A minute later and Maddy had downloaded the four images she’d taken of the Confession on to one of the computers and they were looking at them within the image-editing software. Cabot’s eyes were comically round with wonder as he stared at the dozen glowing monitors.

‘So,’ said Adam, clicking on a dropdown menu. ‘I’m going to lighten these images up a little.’ He selected the clearest of the four images, and tweaked its brightness. The rich yellow of the parchment became a lighter vanilla, and the black ink became a deep blue.

‘Thing is,’ continued Adam, ‘when using a grille, you place it down on the blank parchment with the windows already cut out, and then you write each letter of your message on the little windows of parchment you can see. Then, when you’re done, you let the ink dry first before removing the grille, so you don’t smudge it. That would give the game away, right? Only certain letters being smudged?’

The others nodded. Made sense.

‘So, what you have then is a page of isolated letters … you write the rest of some meaningless or innocent-sounding message that incorporates those letters.’

He clicked on a menu and pulled another dropdown of editing options. ‘But quite often, in between these two stages, you might be writing with a different pot of ink.’

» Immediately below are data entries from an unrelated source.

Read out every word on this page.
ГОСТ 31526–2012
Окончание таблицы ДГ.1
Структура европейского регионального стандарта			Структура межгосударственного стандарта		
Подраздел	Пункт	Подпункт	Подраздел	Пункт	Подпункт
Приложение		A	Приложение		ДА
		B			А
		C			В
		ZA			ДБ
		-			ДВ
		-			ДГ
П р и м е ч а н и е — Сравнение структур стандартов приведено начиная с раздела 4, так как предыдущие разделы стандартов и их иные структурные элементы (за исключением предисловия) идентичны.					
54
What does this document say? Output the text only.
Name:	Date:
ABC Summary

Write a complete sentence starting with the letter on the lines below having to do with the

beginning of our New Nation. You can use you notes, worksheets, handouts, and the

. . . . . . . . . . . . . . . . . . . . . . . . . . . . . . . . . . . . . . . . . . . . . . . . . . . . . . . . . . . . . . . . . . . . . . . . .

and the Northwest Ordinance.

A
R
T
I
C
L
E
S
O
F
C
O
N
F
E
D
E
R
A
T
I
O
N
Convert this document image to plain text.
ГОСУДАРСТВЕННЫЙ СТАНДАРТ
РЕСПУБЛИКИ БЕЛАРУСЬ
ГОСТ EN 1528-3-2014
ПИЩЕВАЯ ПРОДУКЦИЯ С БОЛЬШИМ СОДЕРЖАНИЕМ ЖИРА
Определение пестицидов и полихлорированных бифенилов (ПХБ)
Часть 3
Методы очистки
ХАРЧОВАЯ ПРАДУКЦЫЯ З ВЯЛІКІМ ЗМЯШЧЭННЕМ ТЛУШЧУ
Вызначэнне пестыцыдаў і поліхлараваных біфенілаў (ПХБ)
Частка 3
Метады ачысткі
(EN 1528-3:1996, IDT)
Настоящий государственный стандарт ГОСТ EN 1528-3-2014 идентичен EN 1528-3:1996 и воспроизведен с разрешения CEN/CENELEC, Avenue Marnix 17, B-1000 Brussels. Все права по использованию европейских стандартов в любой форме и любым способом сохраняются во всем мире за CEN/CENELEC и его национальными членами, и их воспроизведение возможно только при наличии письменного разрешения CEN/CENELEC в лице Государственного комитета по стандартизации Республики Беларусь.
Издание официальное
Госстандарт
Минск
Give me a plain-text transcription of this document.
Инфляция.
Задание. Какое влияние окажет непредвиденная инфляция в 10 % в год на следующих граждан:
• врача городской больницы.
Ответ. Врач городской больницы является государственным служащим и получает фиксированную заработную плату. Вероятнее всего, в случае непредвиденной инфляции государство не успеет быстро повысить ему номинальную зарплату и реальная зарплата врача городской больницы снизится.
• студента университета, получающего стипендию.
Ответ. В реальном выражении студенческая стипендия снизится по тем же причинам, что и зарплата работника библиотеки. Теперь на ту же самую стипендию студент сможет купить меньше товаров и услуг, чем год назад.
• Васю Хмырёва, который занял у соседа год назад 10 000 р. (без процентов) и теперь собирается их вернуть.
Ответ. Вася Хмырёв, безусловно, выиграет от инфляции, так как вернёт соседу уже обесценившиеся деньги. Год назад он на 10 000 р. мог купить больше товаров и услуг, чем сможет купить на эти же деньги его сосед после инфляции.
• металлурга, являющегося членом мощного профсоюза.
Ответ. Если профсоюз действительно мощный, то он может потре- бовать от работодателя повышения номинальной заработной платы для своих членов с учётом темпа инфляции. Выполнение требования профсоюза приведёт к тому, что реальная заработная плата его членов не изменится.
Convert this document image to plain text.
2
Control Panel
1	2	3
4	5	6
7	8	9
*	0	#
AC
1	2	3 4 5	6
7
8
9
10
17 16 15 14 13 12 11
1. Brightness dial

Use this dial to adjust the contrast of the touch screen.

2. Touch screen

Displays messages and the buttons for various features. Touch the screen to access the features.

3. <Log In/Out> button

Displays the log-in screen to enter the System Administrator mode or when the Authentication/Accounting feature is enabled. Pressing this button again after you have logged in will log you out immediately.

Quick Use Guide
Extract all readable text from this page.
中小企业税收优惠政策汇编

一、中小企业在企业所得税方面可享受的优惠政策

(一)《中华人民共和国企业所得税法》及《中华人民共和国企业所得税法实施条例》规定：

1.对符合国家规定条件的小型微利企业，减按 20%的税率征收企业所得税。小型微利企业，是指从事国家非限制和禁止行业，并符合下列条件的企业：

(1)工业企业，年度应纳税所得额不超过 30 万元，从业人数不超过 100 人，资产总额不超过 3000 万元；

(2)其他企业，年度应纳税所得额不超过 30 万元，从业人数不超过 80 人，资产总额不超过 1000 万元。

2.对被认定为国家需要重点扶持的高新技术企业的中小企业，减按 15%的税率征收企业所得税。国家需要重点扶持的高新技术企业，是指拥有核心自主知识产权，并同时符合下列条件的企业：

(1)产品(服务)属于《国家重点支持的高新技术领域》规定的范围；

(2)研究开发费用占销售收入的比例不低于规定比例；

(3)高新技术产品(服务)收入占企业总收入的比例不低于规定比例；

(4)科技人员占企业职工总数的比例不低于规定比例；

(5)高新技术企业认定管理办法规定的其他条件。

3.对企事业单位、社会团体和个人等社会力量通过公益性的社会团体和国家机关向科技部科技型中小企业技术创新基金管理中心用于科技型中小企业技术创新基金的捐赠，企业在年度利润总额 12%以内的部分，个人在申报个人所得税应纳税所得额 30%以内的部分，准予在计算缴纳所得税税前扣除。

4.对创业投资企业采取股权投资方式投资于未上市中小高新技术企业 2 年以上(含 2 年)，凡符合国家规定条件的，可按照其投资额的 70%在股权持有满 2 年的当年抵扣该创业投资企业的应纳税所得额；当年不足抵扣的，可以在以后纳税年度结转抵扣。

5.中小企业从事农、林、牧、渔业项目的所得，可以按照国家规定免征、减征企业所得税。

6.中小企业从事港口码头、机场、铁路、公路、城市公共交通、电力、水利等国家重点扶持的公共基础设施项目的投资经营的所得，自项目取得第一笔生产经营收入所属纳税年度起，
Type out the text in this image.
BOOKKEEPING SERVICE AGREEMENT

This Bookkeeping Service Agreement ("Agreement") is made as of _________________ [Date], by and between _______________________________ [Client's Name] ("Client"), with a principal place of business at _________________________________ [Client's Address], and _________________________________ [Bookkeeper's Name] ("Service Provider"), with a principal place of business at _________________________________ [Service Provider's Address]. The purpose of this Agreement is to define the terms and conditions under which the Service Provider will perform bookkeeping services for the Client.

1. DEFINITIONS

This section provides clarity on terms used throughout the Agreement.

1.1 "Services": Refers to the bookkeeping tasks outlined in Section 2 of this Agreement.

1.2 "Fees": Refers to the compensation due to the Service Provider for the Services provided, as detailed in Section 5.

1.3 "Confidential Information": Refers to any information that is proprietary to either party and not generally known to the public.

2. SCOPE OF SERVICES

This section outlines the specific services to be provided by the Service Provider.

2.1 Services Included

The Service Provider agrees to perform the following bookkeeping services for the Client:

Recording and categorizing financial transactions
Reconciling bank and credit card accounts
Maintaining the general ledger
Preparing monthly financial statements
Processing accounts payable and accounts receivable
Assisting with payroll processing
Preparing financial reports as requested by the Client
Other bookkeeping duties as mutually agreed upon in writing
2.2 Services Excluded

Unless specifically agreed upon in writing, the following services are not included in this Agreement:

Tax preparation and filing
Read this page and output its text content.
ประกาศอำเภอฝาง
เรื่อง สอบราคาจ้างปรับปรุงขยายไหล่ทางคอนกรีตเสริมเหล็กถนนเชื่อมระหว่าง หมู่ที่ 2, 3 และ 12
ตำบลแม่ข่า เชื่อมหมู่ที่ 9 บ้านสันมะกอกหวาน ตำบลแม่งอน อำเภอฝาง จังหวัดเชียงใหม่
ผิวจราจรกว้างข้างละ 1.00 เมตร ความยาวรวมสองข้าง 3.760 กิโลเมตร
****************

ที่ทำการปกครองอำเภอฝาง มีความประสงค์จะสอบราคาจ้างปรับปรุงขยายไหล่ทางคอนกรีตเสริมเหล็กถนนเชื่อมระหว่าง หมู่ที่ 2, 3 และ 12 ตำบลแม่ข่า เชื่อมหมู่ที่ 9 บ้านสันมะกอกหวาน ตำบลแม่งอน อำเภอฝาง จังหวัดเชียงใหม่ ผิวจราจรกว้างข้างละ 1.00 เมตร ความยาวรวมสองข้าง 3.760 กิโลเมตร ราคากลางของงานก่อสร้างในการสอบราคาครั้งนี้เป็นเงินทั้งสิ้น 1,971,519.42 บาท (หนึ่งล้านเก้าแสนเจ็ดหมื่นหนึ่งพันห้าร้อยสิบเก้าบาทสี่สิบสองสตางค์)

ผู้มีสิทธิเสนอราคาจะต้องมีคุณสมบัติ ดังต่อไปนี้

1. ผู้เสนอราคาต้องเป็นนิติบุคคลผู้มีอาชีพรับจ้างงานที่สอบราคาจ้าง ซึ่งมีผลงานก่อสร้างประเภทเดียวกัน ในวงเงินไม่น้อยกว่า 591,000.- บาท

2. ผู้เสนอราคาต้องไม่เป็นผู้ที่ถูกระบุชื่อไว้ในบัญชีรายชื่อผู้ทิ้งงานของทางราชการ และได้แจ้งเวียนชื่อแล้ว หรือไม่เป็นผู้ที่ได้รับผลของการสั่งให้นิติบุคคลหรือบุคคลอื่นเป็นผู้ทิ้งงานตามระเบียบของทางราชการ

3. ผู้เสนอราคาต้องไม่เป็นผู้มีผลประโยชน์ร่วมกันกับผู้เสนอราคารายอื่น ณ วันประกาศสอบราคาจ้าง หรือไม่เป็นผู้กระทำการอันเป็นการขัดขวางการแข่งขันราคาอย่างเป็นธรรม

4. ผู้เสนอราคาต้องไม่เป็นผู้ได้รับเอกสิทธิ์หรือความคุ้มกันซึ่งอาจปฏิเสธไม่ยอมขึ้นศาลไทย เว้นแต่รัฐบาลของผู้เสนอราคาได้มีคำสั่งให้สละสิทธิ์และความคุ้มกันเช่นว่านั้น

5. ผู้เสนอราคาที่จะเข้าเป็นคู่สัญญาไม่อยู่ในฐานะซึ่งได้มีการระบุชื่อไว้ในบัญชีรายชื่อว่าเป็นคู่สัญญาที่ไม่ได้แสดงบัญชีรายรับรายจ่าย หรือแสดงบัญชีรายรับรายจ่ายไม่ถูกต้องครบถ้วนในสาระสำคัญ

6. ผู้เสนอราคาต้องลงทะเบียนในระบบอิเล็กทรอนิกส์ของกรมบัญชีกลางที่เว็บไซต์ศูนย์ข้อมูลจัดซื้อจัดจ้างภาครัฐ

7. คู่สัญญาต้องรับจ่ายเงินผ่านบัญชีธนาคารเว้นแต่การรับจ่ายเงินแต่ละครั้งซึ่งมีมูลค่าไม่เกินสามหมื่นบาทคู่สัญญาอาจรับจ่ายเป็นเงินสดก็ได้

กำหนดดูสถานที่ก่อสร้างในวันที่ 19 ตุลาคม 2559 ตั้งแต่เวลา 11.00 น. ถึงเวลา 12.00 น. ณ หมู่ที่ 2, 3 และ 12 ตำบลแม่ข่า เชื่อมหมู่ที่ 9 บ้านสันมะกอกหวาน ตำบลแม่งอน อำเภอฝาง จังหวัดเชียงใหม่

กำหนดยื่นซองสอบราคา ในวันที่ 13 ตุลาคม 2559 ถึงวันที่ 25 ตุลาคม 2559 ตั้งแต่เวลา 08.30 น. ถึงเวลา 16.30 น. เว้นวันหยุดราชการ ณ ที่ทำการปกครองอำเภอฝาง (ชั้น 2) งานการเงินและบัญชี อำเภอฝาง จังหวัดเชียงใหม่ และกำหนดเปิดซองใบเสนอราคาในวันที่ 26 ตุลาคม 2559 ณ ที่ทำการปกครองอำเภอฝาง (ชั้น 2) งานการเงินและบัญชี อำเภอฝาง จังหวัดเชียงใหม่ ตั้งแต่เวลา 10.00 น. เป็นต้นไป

‘It’s the same colour,’ said Maddy, pointing at the image on-screen. ‘It’s black … well, dark blue now you’ve lightened it.’

‘Every pot of ink is slightly different. You made your own ink back then.’

Cabot nodded. ‘This is right.’

‘It’s home-made ink, not factory made. Every time you make it, it’s ever so slightly different. To our eyes, yes, it’s all black ink, but in Photoshop, just one variation of the RGB value …’

‘RGB?’

‘Red, Green, Blue – essentially, tone … hue,’ said Adam, ‘and we can separate it out. Exaggerate it enough to see.’ Adam zoomed in close on the writing, then selected another menu option producing a slide bar. The mouse cursor dragged the slide marker and moved it slowly along the horizontal bar. The image started shifting tone, the paper easing from vanilla to amber to pink. And the ink sliding from a deep blue to a deep green to a deep ochre.

‘Oh my God,’ whispered Maddy.

The upside-down letter that Cabot had identified was a slightly yellower ochre than the rest.

‘Zoom out,’ she said quickly. Adam did so, pulling out until the whole of the captured section of text was on the screen. Among the page, several hundred characters stood out distinctly from the rest – as distinct as minstrels at a banquet.